Two hundred and twenty French women, identified as wearers of physician-prescribed class III MCSs in the past 3 months, participated in the study.
A questionnaire, administered by fully trained study investigators at each patient's home, was completed after patients randomly evaluated either: a degressive MCS (right leg, then left leg; group 1, controls) or a degressive MCS (right leg) then a progressive MCS (left leg; group 2).
Patients in the control group (degressive stocking on the right leg, then on the left leg) reported no significant differences in any of the questionnaire parameters.
All individual survey items were significantly improved with the progressive MCS compared with the degressive MCS.

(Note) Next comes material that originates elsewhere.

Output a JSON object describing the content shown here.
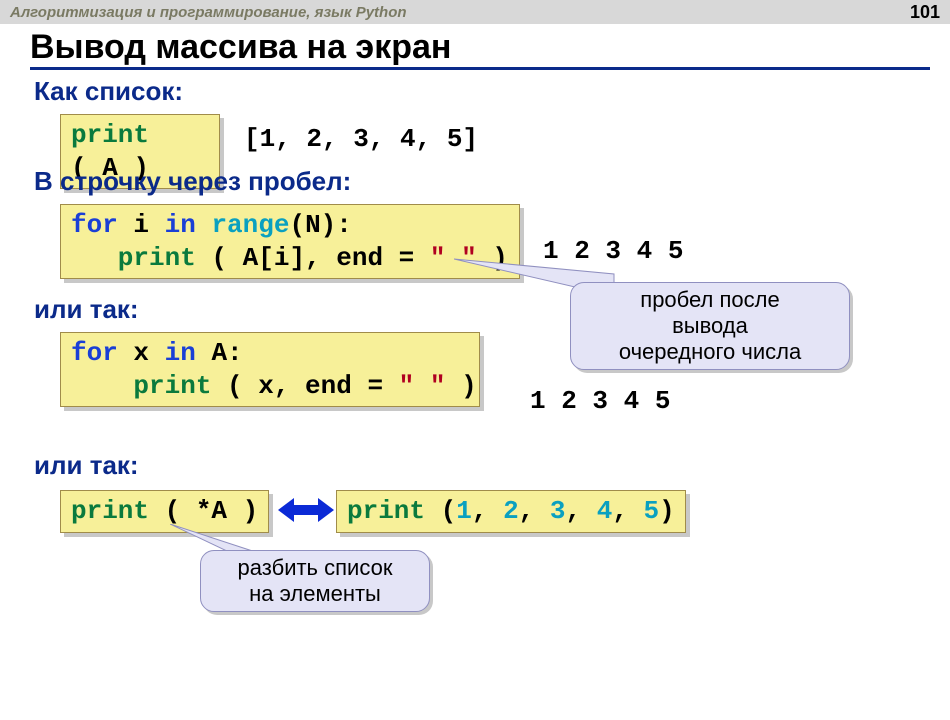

Compared with the degressive MCS, the progressive MCS was associated with significantly improved ease of putting on/taking off and comfort.
Footnotes
The survey was funded by Pierre Fabre Laboratories (France). JP Benigni has received fees for his participation in the conception of the study and the analysis of the results. S Branchoux, I Bacle and C Taieb are employees of Pierre Fabre Laboratories. The authors have no other relevant affiliations or financial involvement with any organization or entity with a financial interest in or financial conflict with the subject matter or materials discussed in the manuscript apart from those disclosed.
The authors thank DP Figgitt, Content Ed Net, for providing valuable editorial assistance in the preparation of this manuscript; editorial assistance was funded by Pierre Fabre Laboratories.